After the publication of my book, 'In a League of Their Own'! Lily Parr was saved from relative obscurity, her talents became known to a much bigger audience and I am extremely proud of my contribution to that. I had worked closely with The National Football Museum since its opening in 2001 and early in 2002 they invited me to nominate a female player to be considered among the list of hopefuls to be inducted into their inaugural Hall of Fame event.
My dream for Lily Parr came true when the outside left for the Dick Kerr Ladies from 1920-1951, scorer of over 1000 goals during her career, became the first female football player to be inducted into The National Football Museum Hall of Fame.
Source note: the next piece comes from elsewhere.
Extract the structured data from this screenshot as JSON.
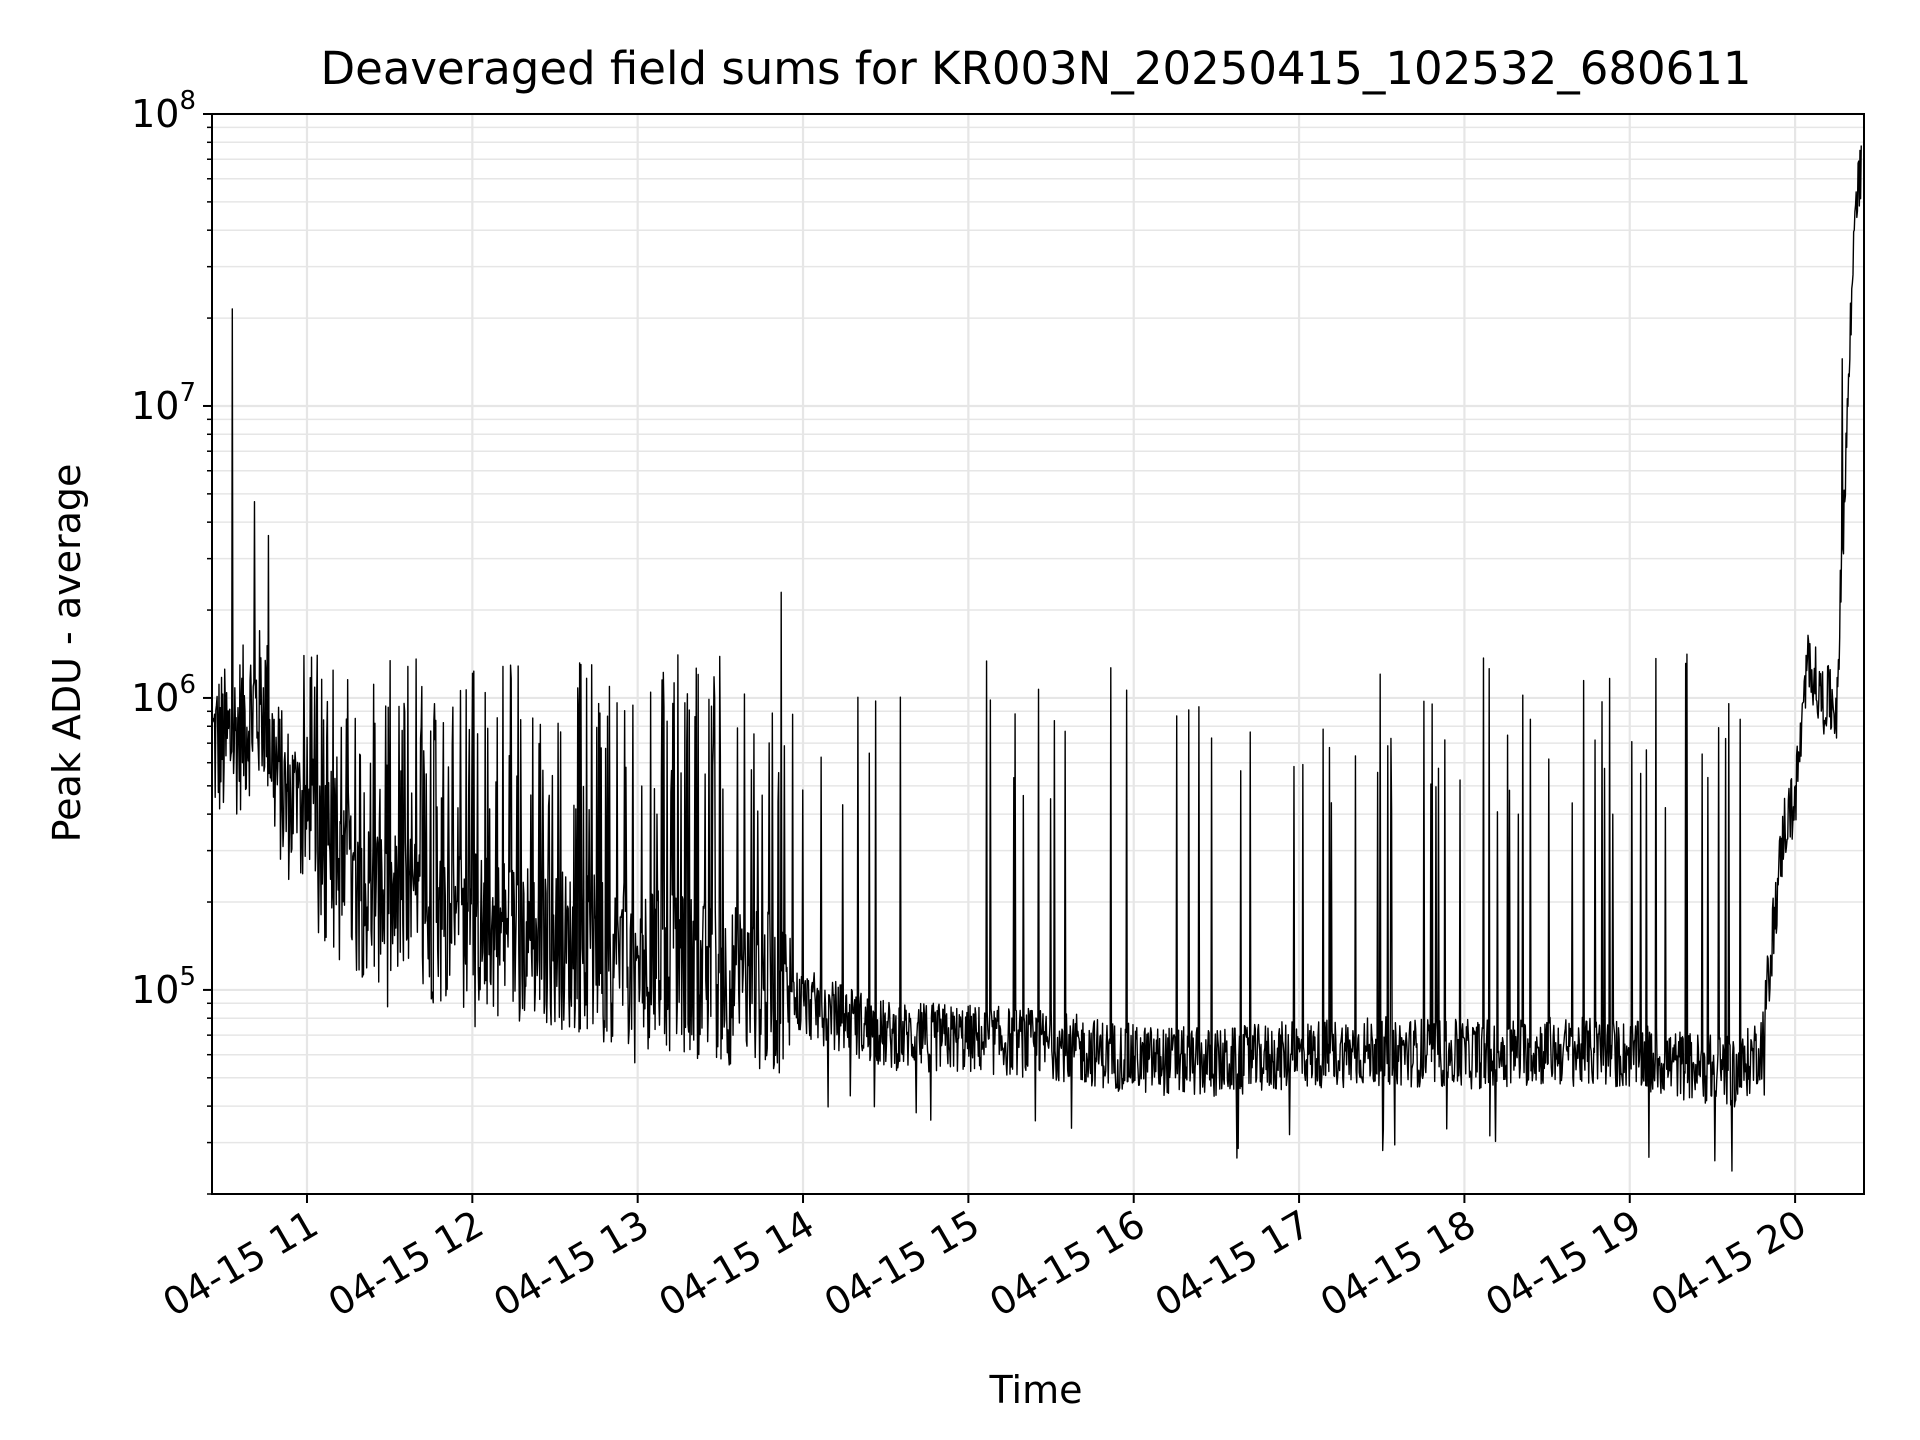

June Gregson, former goalkeeper for the team was with me, and what a glittering and emotional night it was. Ray Stubbs introduced some archive footage of the inaugural inductees participating in some of football's greatest and most exciting moments. Having sat through some of George Best's wizardry, Gordon Banks making that unbelievable save from Pele, Bobby Moore lifting the World Cup, Sir Stanley Matthews and Sir Tom Finney tearing the defence to shreads, Sir Matt Busby and Sir Alex Ferguson both lifting the European Cup, Kenny Dalglish, Denis Law, Kevin Keegan, Bryan Robson, Dixie Dean, Paul Gascoigne, Peter Doherty, Jimmy Greaves, Duncan Edwards, Johnny Haynes, Nat Lofthouse, John Charles, Billy Wright, Peter Shilton and Dave Mackay all carving out their own place in history, and some of the managers who helped them achieve immortality, Brian Clough, Bob Paisley, Bill Shankley and Sir Alf Ramsay. After all of that, I had to get up and tell everyone about Lily Parr.
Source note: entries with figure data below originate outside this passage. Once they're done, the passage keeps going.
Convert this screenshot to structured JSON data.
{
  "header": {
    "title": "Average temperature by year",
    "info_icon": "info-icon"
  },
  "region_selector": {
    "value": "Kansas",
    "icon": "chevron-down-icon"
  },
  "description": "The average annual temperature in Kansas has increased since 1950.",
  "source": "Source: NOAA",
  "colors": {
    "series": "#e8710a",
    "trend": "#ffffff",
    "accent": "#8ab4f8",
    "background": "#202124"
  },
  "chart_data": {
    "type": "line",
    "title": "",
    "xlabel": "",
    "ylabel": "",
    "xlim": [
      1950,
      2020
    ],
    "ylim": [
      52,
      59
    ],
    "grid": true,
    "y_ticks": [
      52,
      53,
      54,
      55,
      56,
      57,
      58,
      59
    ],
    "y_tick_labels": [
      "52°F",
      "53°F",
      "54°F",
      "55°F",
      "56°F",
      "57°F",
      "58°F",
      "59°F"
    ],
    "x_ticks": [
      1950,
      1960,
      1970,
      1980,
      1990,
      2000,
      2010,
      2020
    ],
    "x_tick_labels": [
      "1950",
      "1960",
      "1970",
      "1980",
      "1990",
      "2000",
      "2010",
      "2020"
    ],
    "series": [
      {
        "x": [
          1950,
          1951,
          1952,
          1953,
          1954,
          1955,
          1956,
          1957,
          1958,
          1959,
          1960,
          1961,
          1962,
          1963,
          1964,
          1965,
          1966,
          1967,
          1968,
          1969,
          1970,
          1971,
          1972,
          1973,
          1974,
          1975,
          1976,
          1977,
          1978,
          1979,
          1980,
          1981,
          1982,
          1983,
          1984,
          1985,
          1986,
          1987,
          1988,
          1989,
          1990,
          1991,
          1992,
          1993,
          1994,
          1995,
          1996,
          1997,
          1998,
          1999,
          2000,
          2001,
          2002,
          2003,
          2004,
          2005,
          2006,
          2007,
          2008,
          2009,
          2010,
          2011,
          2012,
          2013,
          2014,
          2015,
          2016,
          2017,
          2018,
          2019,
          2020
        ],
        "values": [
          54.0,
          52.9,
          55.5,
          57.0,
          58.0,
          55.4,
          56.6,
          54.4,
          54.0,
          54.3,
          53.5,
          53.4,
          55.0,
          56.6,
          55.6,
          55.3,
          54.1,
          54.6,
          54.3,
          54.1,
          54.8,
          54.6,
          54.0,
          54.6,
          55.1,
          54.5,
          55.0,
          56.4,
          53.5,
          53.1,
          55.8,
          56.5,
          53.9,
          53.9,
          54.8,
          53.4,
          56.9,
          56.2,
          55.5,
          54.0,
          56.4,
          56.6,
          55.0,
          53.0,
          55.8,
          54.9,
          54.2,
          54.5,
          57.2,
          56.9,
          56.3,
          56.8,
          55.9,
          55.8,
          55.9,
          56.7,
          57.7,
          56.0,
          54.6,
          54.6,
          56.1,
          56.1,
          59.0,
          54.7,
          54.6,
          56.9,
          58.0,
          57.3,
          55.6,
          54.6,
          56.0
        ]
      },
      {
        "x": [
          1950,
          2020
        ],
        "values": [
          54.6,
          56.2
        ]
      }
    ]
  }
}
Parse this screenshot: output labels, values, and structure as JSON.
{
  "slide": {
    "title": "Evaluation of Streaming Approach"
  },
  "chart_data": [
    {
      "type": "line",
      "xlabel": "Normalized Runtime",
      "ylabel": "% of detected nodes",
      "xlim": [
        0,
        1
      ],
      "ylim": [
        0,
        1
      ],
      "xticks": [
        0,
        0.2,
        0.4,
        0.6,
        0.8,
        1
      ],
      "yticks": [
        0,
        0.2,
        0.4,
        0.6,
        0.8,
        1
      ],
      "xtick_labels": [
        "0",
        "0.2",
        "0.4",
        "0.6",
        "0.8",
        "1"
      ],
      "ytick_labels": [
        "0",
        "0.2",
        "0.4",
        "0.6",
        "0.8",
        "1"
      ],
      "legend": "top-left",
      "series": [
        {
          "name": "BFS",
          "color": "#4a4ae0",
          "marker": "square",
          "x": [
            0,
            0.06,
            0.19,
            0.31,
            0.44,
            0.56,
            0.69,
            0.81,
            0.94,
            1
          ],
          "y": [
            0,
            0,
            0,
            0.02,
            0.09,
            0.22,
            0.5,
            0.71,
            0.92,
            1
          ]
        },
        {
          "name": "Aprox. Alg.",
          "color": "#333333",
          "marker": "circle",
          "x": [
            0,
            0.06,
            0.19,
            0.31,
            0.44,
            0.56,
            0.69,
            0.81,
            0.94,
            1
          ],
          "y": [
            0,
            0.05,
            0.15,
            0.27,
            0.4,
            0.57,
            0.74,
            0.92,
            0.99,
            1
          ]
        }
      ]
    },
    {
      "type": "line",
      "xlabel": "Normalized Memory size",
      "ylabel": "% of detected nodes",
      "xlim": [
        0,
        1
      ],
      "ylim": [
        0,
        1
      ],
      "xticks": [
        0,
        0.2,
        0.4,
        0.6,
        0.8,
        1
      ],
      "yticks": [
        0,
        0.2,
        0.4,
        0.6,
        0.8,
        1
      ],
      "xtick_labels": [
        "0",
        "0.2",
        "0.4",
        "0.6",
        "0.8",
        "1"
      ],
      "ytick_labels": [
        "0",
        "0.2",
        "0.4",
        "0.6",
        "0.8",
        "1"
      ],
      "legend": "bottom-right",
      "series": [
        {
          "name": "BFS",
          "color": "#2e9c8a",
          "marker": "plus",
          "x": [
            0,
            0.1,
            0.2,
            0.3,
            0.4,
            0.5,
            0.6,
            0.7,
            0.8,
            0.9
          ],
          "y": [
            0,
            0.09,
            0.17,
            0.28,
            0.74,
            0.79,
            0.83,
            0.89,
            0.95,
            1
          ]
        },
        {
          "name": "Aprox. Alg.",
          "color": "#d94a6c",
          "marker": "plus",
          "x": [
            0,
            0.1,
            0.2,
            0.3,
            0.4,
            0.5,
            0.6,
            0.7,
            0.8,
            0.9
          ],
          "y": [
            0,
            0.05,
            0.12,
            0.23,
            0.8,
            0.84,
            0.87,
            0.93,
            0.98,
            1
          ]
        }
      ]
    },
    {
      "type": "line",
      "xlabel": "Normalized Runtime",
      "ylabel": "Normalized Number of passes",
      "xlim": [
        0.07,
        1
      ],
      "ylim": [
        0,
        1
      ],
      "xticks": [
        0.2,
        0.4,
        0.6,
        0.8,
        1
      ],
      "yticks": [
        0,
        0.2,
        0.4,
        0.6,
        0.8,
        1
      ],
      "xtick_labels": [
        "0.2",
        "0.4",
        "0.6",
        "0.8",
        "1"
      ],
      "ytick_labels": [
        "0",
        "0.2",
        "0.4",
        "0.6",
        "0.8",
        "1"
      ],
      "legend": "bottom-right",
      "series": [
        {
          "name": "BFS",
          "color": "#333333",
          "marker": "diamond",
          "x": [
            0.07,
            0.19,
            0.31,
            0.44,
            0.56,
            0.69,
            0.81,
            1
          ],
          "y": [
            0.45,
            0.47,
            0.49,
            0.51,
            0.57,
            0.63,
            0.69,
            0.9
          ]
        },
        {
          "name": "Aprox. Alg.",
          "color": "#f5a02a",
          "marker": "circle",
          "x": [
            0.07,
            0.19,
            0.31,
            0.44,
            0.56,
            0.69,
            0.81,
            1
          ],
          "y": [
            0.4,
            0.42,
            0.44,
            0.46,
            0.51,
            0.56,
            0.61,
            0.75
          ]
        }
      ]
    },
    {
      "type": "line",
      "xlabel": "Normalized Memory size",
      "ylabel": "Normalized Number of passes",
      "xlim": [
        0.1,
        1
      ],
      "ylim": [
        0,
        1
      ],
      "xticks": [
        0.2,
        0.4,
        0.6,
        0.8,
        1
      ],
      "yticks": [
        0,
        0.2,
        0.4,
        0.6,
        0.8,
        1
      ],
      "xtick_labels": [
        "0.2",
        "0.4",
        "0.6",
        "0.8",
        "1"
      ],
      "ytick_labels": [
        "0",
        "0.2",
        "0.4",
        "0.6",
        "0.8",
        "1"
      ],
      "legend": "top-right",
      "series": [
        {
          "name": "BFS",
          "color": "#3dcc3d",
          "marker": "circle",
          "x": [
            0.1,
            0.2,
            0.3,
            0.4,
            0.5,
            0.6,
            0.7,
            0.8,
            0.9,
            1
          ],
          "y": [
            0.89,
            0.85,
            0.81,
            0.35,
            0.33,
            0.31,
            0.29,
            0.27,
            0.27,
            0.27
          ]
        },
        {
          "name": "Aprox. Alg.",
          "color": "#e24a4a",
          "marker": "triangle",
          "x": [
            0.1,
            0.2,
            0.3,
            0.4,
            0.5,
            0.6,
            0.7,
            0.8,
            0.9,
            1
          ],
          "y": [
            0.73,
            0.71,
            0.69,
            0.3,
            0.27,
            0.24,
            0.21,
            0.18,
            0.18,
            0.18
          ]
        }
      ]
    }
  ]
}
As I walked up to the podium, Sir Bobby Charlton and Sir Alex Ferguson were sat just to my left. I could see Kenny Dalglish, Denis Law and Bryan Robson in front of me, and I knew that the rest of football's finest were also in that room. I gave a brief potted history of the Dick, Kerr Ladies, mentioned the 53,000 at Goodison, how few games they had lost in their 48 years, told them about Lily Parr and what a great player she was and I heard people gasp when I told them just how many goals she had scored. June told me afterwards that Sir Bobby Charlton had said I was the best speaker of the night! It was a wonderful experience sharing that very moment when Lily Parr officially became a legend and finally received the recognition she truly deserved. Thankfully the young lass from
My research also uncovered Joan Whalley's talent, and her love of football was second to none. Newspaper reports compared her skills to those of the great Sir Stanley Matthews and Sir Tom Finney and her peer's also had a great deal of respect and admiration for her ability. One of the special things about Joan was that she was so modest, she never mentioned her own talent but was always praising others. She always said, " you should never get big headed about football, if your head get's too big your feet will get out of proportion".
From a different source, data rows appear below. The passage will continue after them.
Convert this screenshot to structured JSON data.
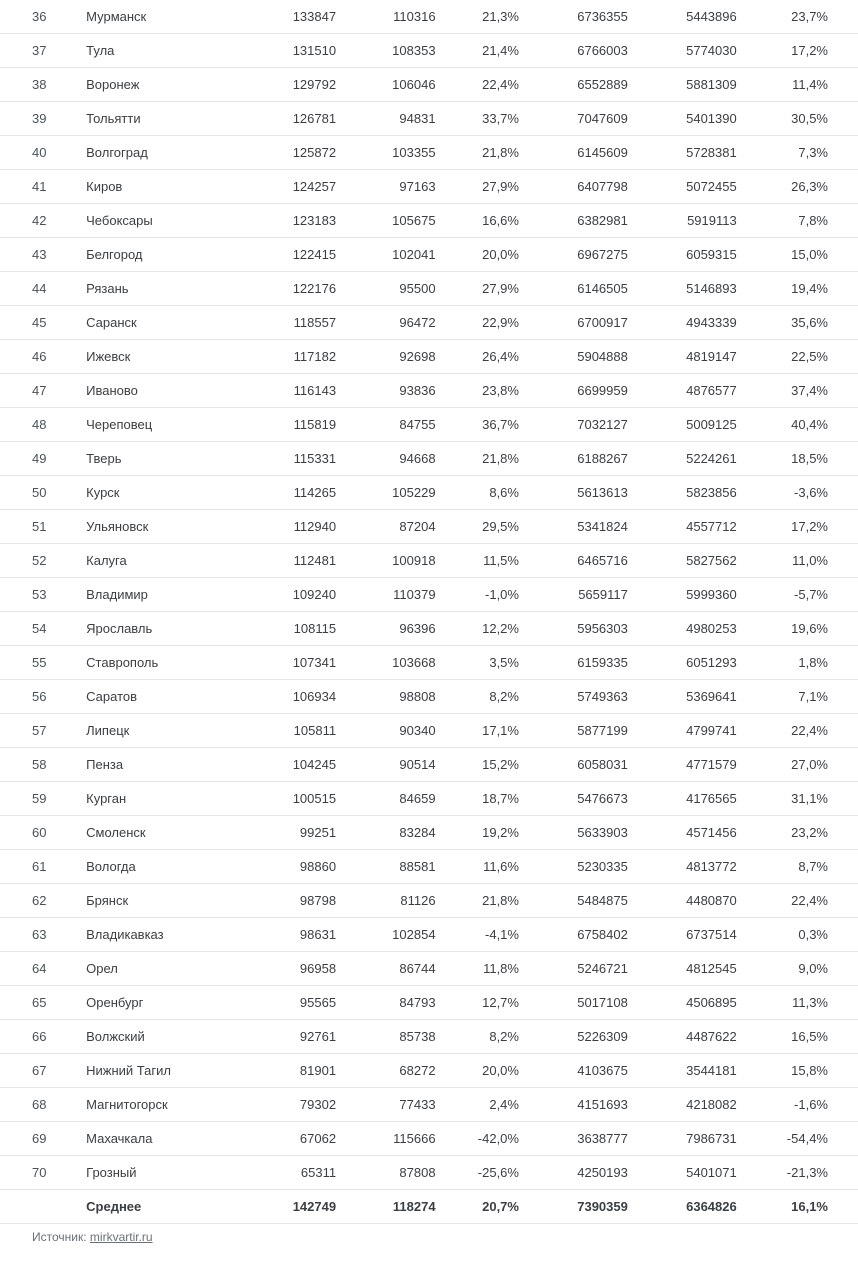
{
  "table": {
    "rows": [
      {
        "rank": "36",
        "city": "Мурманск",
        "v1": "133847",
        "v2": "110316",
        "p1": "21,3%",
        "v3": "6736355",
        "v4": "5443896",
        "p2": "23,7%"
      },
      {
        "rank": "37",
        "city": "Тула",
        "v1": "131510",
        "v2": "108353",
        "p1": "21,4%",
        "v3": "6766003",
        "v4": "5774030",
        "p2": "17,2%"
      },
      {
        "rank": "38",
        "city": "Воронеж",
        "v1": "129792",
        "v2": "106046",
        "p1": "22,4%",
        "v3": "6552889",
        "v4": "5881309",
        "p2": "11,4%"
      },
      {
        "rank": "39",
        "city": "Тольятти",
        "v1": "126781",
        "v2": "94831",
        "p1": "33,7%",
        "v3": "7047609",
        "v4": "5401390",
        "p2": "30,5%"
      },
      {
        "rank": "40",
        "city": "Волгоград",
        "v1": "125872",
        "v2": "103355",
        "p1": "21,8%",
        "v3": "6145609",
        "v4": "5728381",
        "p2": "7,3%"
      },
      {
        "rank": "41",
        "city": "Киров",
        "v1": "124257",
        "v2": "97163",
        "p1": "27,9%",
        "v3": "6407798",
        "v4": "5072455",
        "p2": "26,3%"
      },
      {
        "rank": "42",
        "city": "Чебоксары",
        "v1": "123183",
        "v2": "105675",
        "p1": "16,6%",
        "v3": "6382981",
        "v4": "5919113",
        "p2": "7,8%"
      },
      {
        "rank": "43",
        "city": "Белгород",
        "v1": "122415",
        "v2": "102041",
        "p1": "20,0%",
        "v3": "6967275",
        "v4": "6059315",
        "p2": "15,0%"
      },
      {
        "rank": "44",
        "city": "Рязань",
        "v1": "122176",
        "v2": "95500",
        "p1": "27,9%",
        "v3": "6146505",
        "v4": "5146893",
        "p2": "19,4%"
      },
      {
        "rank": "45",
        "city": "Саранск",
        "v1": "118557",
        "v2": "96472",
        "p1": "22,9%",
        "v3": "6700917",
        "v4": "4943339",
        "p2": "35,6%"
      },
      {
        "rank": "46",
        "city": "Ижевск",
        "v1": "117182",
        "v2": "92698",
        "p1": "26,4%",
        "v3": "5904888",
        "v4": "4819147",
        "p2": "22,5%"
      },
      {
        "rank": "47",
        "city": "Иваново",
        "v1": "116143",
        "v2": "93836",
        "p1": "23,8%",
        "v3": "6699959",
        "v4": "4876577",
        "p2": "37,4%"
      },
      {
        "rank": "48",
        "city": "Череповец",
        "v1": "115819",
        "v2": "84755",
        "p1": "36,7%",
        "v3": "7032127",
        "v4": "5009125",
        "p2": "40,4%"
      },
      {
        "rank": "49",
        "city": "Тверь",
        "v1": "115331",
        "v2": "94668",
        "p1": "21,8%",
        "v3": "6188267",
        "v4": "5224261",
        "p2": "18,5%"
      },
      {
        "rank": "50",
        "city": "Курск",
        "v1": "114265",
        "v2": "105229",
        "p1": "8,6%",
        "v3": "5613613",
        "v4": "5823856",
        "p2": "-3,6%"
      },
      {
        "rank": "51",
        "city": "Ульяновск",
        "v1": "112940",
        "v2": "87204",
        "p1": "29,5%",
        "v3": "5341824",
        "v4": "4557712",
        "p2": "17,2%"
      },
      {
        "rank": "52",
        "city": "Калуга",
        "v1": "112481",
        "v2": "100918",
        "p1": "11,5%",
        "v3": "6465716",
        "v4": "5827562",
        "p2": "11,0%"
      },
      {
        "rank": "53",
        "city": "Владимир",
        "v1": "109240",
        "v2": "110379",
        "p1": "-1,0%",
        "v3": "5659117",
        "v4": "5999360",
        "p2": "-5,7%"
      },
      {
        "rank": "54",
        "city": "Ярославль",
        "v1": "108115",
        "v2": "96396",
        "p1": "12,2%",
        "v3": "5956303",
        "v4": "4980253",
        "p2": "19,6%"
      },
      {
        "rank": "55",
        "city": "Ставрополь",
        "v1": "107341",
        "v2": "103668",
        "p1": "3,5%",
        "v3": "6159335",
        "v4": "6051293",
        "p2": "1,8%"
      },
      {
        "rank": "56",
        "city": "Саратов",
        "v1": "106934",
        "v2": "98808",
        "p1": "8,2%",
        "v3": "5749363",
        "v4": "5369641",
        "p2": "7,1%"
      },
      {
        "rank": "57",
        "city": "Липецк",
        "v1": "105811",
        "v2": "90340",
        "p1": "17,1%",
        "v3": "5877199",
        "v4": "4799741",
        "p2": "22,4%"
      },
      {
        "rank": "58",
        "city": "Пенза",
        "v1": "104245",
        "v2": "90514",
        "p1": "15,2%",
        "v3": "6058031",
        "v4": "4771579",
        "p2": "27,0%"
      },
      {
        "rank": "59",
        "city": "Курган",
        "v1": "100515",
        "v2": "84659",
        "p1": "18,7%",
        "v3": "5476673",
        "v4": "4176565",
        "p2": "31,1%"
      },
      {
        "rank": "60",
        "city": "Смоленск",
        "v1": "99251",
        "v2": "83284",
        "p1": "19,2%",
        "v3": "5633903",
        "v4": "4571456",
        "p2": "23,2%"
      },
      {
        "rank": "61",
        "city": "Вологда",
        "v1": "98860",
        "v2": "88581",
        "p1": "11,6%",
        "v3": "5230335",
        "v4": "4813772",
        "p2": "8,7%"
      },
      {
        "rank": "62",
        "city": "Брянск",
        "v1": "98798",
        "v2": "81126",
        "p1": "21,8%",
        "v3": "5484875",
        "v4": "4480870",
        "p2": "22,4%"
      },
      {
        "rank": "63",
        "city": "Владикавказ",
        "v1": "98631",
        "v2": "102854",
        "p1": "-4,1%",
        "v3": "6758402",
        "v4": "6737514",
        "p2": "0,3%"
      },
      {
        "rank": "64",
        "city": "Орел",
        "v1": "96958",
        "v2": "86744",
        "p1": "11,8%",
        "v3": "5246721",
        "v4": "4812545",
        "p2": "9,0%"
      },
      {
        "rank": "65",
        "city": "Оренбург",
        "v1": "95565",
        "v2": "84793",
        "p1": "12,7%",
        "v3": "5017108",
        "v4": "4506895",
        "p2": "11,3%"
      },
      {
        "rank": "66",
        "city": "Волжский",
        "v1": "92761",
        "v2": "85738",
        "p1": "8,2%",
        "v3": "5226309",
        "v4": "4487622",
        "p2": "16,5%"
      },
      {
        "rank": "67",
        "city": "Нижний Тагил",
        "v1": "81901",
        "v2": "68272",
        "p1": "20,0%",
        "v3": "4103675",
        "v4": "3544181",
        "p2": "15,8%"
      },
      {
        "rank": "68",
        "city": "Магнитогорск",
        "v1": "79302",
        "v2": "77433",
        "p1": "2,4%",
        "v3": "4151693",
        "v4": "4218082",
        "p2": "-1,6%"
      },
      {
        "rank": "69",
        "city": "Махачкала",
        "v1": "67062",
        "v2": "115666",
        "p1": "-42,0%",
        "v3": "3638777",
        "v4": "7986731",
        "p2": "-54,4%"
      },
      {
        "rank": "70",
        "city": "Грозный",
        "v1": "65311",
        "v2": "87808",
        "p1": "-25,6%",
        "v3": "4250193",
        "v4": "5401071",
        "p2": "-21,3%"
      }
    ],
    "summary": {
      "rank": "",
      "city": "Среднее",
      "v1": "142749",
      "v2": "118274",
      "p1": "20,7%",
      "v3": "7390359",
      "v4": "6364826",
      "p2": "16,1%"
    }
  },
  "source": {
    "label": "Источник: ",
    "link_text": "mirkvartir.ru"
  }
}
Joan went to school with Tom Finney and he went on to play over 600 games for Preston North End, was capped 76 times for England and he never received a booking from the referee. He was always her idol. They both played on the right wing and Joan was dubbed as 'Preston's other great winger'. She was a well known figure in the town and is still remembered to this day. She died in 1998.
The Hall of Fame award was presented to her neice, Gloria Butcher, by Sir Tom Finney and myself, at Old Trafford, Manchester in 2007. Joan would have been delighted and thrilled to bits with the honour, and her favourite word to sum up how she would have felt about it all would be ..... BRILLIANT!